OMS, vérité scientifique, acceptabilité sociale

Bourre, J.-M., Buson, C. et L’hirondel, J.-L. (2011) Nitrates, nitrites, oxyde nitrique (NO): nouvelles perspectives pour la santé? Médecine et Nutrition 47, 43-50.

(voir le résumé ici)

Les rubriques du 4 et du 21 avril 2011 ont déjà rendu compte du colloque «Nitrate – Nitrite – Oxyde nitrique. Nouvelles perspectives pour la santé», qui s’est tenu le 31 mars dernier dans les locaux de l’Association pour le Développement et l’Innovation en Cardiologie [Adicare], à l’hôpital de la Salpêtrière [Paris].

Dans cet article, paru dans un journal qui rassemble des communications de spécialistes de la nutrition, les auteurs français en font une présentation détaillée. En sept pages, les exposés des dix-huit orateurs américains, suédois, anglais, irlandais, hollandais et français sont analysés et résumés. Les auteurs de l’article en font une synthèse.

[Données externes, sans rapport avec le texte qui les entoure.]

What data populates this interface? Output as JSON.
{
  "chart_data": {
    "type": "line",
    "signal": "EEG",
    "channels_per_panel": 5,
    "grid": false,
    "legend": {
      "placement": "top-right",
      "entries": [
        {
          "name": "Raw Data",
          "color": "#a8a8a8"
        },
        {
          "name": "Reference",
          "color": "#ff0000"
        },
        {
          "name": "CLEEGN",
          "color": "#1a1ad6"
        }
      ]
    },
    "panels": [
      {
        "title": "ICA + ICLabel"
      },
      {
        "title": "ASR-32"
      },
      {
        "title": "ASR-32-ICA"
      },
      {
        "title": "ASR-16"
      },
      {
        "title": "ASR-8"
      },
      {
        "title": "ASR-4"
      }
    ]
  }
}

«La conclusion majeure de ce colloque est la suivante:», écrivent-ils, «les données historiques, l’expérimentation animale, l’expérimentation aiguë humaine et l’épidémiologie établissent aujourd’hui que la consommation de nitrates est non seulement inoffensive chez l’homme, mais bénéfique […]. Les nitrates doivent donc désormais être considérés comme des nutriments nécessaires à la santé humaine».

Un chapitre est intitulé: «Réfuter des décennies d’erreurs et de contre-vérités». Evoquant, par exemple, des notions méconnues ou occultées comme la faible population bactérienne intrabuccale du nourrisson, son acidité intragastrique identique à celle de l’adulte ou la forte synthèse endogène en nitrates du sportif et du Tibétain [Cf. rubrique du 30 10 2009], les auteurs précisent: «En pratique, les erreurs ou imprécisions sur la relation entre les nitrates et la santé ne sont pas l’apanage de la grande presse. Il arrive qu’on les décèle dans la littérature scientifique et médicale. Avec, par exemple, des conceptions erronées du métabolisme des nitrates, des imperfections méthodologiques, sans oublier quelques omissions volontaires ou involontaires

Les effets bénéfiques des nitrates étant maintenant tout à fait établis, les auteurs font part de leur étonnement: «Curieusement, depuis de très nombreuses années», disent-ils, «il existe une contradiction entre la norme de l’eau potable (fixée à 50 mg de nitrate par litre) et la consommation quotidienne de légumes qui en contiennent 10 à 100 fois plus, quelle que soit leur méthode de production. Or la consommation de légumes (qui apportent près de 80 % des nitrates ingérés dans un repas moyen) est systématiquement recommandée par les nutritionnistes, les instances sanitaires internationales et diverses structures gouvernementales pour la prévention de diverses pathologies. Pour les intervenants de ce colloque, les nitrates contribuent à cette prévention

John Fawell, membre du comité d’experts sur l’eau potable de l’Organisation Mondiale de la Santé [OMS], était présent. «Le sujet étant sensible», le représentant de l’OMS «suggère que les résultats positifs des recherches en matière de nitrates, nitrites et NO soient présentés et expliqués non seulement dans des magazines très spécialisés, mais également dans des revues destinées à un public plus large, de manière à ce que l’information atteigne les relais d’opinion.» Ainsi, «pour préparer une correction des normes, le législateur et les structures de réglementation se retranchent sur l’acceptabilité sociale

Commentaire du blog

La position qu’exprime le représentant de l’OMS, John Fawell, lors de ce colloque de la Salpêtrière montre pourquoi et comment, malgré de spectaculaires avancées scientifiques, la situation réglementaire des nitrates alimentaire se trouve, en réalité, totalement bloquée.

Les autorités administratives des différents Etats européens, les autorités administratives de Bruxelles, les médias des presses écrite et audiovisuelle expliquent que les nitrates alimentaires ne peuvent être que néfastes pour la santé; en effet, font-ils remarquer, depuis plus de quarante ans les experts de l’Organisation Mondiale de la Santé préconisent, à leur égard, une concentration maximale dans l’eau de boisson. De leur côté, s’ils avouent, en petit comité, que leurs normes sur les nitrates sont obsolètes, les mêmes experts de l’Organisation Mondiale de la Santé ajoutent qu’il n’est pas question, pour eux, aujourd’hui de le reconnaître officiellement. La société a été trop fortement et trop longuement influencée par une information erronée. Elle ne serait pas prête, psychologiquement, à l’accepter.

De telles considérations étonneront peut-être ceux qui les liront. Pour l’OMS, tout se passe comme si,  en ce domaine, la vérité scientifique devait passer au deuxième plan.